General Discussion
Related: Editorials & Other Articles, Issue Forums, Alliance Forums, Region ForumsDo not confuse ethical and legal.
Four arguments I see far too often, especially the first two:
"How dare you call X a criminal - what they did was entirely right and good!"
"How dare you argue that X should not be prosecuted! What they did was utterly evil!"
"X has done nothing wrong; their behaviour was entirely legal."
"X is a bad person because they have broken the law."
The first two of these are complete nonsense, the third wafer-thin, and the fourth, while not entirely without merit, is by no means overwhelming.
The word "criminal" means "a person who has broken the law", not "a person who has done something immoral". Yes, Gandhi, Mandela, the White Rose, etc, *were* all technically criminals, and (insert popular conservative hate figure of your choice who has not broken the strict letter of the law) is not. There is *no* implication from morality to legality (unless you have absolute trust in the people who made the laws, I suppose...).
There *is* an implication from legality to morality - for a society to work, the law should generally be obeyed even if you don't agree with it - but a) it's by no means overwhelming, some laws are sufficiently bad to justify breaking them, and b) it's only one-way - being illegal is sometimes a causal reason why actions are (slightly) immoral, but being legal does not make things morally justifiable.

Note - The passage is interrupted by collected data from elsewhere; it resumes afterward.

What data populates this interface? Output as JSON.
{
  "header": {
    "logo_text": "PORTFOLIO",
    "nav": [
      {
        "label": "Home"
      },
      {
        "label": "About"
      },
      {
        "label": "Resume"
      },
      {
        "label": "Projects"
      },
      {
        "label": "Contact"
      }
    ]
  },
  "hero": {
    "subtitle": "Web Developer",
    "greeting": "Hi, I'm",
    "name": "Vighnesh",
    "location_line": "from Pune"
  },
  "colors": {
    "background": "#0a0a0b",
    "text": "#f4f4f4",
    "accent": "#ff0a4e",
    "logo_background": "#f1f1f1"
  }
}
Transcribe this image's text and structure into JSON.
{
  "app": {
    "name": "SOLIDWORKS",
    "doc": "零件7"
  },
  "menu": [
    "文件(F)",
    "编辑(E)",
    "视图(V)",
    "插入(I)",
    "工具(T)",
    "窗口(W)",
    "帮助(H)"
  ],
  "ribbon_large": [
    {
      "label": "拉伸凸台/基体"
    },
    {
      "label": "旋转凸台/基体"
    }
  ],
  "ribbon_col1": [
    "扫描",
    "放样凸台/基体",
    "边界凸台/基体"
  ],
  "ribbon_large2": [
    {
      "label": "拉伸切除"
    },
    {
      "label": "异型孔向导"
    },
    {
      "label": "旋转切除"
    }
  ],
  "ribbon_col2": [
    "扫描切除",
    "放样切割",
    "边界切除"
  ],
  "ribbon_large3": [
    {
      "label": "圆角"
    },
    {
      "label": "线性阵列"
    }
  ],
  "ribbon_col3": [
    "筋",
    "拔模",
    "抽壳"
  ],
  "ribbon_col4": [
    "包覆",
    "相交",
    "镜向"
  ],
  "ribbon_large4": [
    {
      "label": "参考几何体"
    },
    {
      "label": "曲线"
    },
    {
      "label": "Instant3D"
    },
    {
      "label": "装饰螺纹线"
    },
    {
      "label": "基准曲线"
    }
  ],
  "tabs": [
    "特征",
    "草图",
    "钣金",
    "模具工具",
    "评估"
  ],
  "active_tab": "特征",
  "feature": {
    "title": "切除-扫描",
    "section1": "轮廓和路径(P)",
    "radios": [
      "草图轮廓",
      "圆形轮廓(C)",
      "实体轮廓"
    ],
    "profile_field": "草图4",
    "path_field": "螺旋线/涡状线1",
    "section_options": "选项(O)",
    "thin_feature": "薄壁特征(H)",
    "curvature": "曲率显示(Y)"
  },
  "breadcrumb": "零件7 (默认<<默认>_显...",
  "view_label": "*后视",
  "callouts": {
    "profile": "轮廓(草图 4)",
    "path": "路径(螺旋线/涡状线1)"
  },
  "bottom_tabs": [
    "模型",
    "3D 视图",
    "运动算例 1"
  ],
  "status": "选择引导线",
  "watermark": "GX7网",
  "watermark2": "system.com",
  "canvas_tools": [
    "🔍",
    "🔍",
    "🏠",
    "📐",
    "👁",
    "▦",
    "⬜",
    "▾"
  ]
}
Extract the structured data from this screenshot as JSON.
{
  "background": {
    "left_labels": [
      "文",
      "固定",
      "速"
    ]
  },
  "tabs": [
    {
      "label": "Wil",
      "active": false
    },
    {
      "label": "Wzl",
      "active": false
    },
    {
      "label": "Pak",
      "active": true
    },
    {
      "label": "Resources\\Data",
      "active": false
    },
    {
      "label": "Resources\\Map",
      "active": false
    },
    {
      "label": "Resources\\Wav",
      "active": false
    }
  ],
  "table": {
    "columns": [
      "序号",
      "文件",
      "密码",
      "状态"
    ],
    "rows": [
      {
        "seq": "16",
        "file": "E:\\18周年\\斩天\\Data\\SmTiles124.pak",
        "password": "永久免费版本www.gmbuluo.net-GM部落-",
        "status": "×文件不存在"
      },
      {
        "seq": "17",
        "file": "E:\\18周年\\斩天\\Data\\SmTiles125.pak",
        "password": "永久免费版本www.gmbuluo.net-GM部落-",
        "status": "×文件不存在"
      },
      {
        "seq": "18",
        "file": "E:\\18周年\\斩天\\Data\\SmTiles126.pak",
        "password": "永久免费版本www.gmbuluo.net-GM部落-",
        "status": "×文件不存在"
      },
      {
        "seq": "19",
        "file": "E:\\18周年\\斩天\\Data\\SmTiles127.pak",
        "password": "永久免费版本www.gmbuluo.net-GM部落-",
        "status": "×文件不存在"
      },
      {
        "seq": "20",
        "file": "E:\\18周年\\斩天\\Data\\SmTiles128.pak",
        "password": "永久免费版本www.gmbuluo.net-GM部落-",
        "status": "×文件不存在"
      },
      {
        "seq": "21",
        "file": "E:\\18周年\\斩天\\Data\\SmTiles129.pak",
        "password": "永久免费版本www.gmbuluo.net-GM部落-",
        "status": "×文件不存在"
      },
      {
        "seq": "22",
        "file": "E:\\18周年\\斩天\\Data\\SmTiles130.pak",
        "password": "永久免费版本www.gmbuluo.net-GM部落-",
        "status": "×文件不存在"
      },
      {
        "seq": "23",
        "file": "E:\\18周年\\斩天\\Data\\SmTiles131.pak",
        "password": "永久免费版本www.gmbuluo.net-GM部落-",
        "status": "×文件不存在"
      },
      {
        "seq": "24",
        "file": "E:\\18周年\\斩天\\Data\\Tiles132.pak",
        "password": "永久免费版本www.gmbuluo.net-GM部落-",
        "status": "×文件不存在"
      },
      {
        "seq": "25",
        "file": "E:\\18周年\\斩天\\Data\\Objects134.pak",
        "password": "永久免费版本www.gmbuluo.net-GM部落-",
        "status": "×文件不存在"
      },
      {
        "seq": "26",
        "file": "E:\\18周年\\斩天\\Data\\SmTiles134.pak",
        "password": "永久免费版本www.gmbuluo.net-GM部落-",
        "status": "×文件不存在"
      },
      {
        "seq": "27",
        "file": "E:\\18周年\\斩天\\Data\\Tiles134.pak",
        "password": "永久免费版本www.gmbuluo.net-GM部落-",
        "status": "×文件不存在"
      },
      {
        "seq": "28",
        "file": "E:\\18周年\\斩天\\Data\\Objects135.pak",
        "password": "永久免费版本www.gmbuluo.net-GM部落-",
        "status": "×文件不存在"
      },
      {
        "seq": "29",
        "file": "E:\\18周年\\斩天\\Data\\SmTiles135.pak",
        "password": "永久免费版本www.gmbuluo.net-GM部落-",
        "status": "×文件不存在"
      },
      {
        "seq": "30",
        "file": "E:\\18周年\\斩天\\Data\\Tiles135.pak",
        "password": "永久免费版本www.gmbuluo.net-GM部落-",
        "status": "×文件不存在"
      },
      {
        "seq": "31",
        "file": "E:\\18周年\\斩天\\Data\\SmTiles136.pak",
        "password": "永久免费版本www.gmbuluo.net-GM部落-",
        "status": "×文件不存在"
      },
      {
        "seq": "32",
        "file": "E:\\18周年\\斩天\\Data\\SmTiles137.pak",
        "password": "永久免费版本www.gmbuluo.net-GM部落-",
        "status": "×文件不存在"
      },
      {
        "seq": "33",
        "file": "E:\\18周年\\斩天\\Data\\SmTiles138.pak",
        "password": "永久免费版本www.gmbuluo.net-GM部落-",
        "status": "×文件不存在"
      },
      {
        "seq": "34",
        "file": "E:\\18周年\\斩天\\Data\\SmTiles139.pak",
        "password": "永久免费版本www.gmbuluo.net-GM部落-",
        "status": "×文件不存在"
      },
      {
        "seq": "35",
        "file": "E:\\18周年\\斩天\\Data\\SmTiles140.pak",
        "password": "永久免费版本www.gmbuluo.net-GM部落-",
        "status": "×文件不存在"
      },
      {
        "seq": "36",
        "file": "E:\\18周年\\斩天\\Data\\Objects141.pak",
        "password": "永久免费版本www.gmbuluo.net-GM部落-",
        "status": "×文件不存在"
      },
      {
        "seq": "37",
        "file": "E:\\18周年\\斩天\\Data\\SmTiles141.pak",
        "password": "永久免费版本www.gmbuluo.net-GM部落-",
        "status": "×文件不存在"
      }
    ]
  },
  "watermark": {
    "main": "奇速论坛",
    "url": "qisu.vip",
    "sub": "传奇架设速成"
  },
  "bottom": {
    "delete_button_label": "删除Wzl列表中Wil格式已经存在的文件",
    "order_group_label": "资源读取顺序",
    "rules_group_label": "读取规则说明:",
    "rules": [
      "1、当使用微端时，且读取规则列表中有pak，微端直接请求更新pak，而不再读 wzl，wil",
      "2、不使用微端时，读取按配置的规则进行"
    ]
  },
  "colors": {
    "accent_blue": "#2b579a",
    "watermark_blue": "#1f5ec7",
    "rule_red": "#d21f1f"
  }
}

But I don't see this direction being argued so often. I'm posting this primarily as a rebuttal to posters I see using the morality or otherwise of actions as evidence when arguing as to whether or not they are legal (there have been a number of wars about this on DU recently and less recently, in both directions - c.f. Zimmerman, Manning etc).
If you think that someone has(n't) done something immoral, by all means argue about the ethics of their actions. But don't use that as an argument that they are(n't) a criminal, and be very, very circumspect when using it as an argument that they should(n't) be prosecuted - good people have to be bound by the law, and bad ones protected by it, as well as vice versa, for it to work.
msongs
(67,199 posts)Donald Ian Rankin
(13,598 posts)In an ideal world, there would be solid, consistently-enforced international laws with an enforcer with teeth.
In practice, all we can manage is that sometimes supranational organisations lock up people who have committed atrocities and try to put as much of a legal framework around it as possible - which isn't much, but seems to be the least worst alternative.
I wish I had a better answer, but I don't.
I note in passing that vast numbers of people who killed/murdered/executed innocent civilians under the Nazi regime were never prosecuted, because they had not broken national law; only the senior leaders were prosecuted at Nurenberg, for violations of "international law".
defacto7
(13,485 posts)Excellent explanation and logical lesson. It's good to have the terms defined and understood properly.
delrem
(9,688 posts)Thank you!
Live and Learn
(12,769 posts)Since the vast majority of people have broken a law (moral or not) the vast majority of us are criminals. For some odd reason however, a vast majority of us feel superior to those that have actually been convicted of crimes whether the laws themselves were moral or not.
DontTreadOnMe
(2,442 posts)Here in the good 'ole USA, we have some laws. Some people agree with, some laws people say need to be changed or abolished.
It gets tiresome with some here on DU who say that the "law" doesn't matter.
Donald Ian Rankin
(13,598 posts)I think that, for example, Rosa Parks was right to break the law, and the fact that it was illegal didn't matter to the ethics of that action.
But the fact that she was right to do what she did didn't change the fact that she was breaking a law by doing it (and the fact that she was breaking a law by doing it didn't change the fact that she was right to do what she did, but I don't see people making the mistake in that direction so often).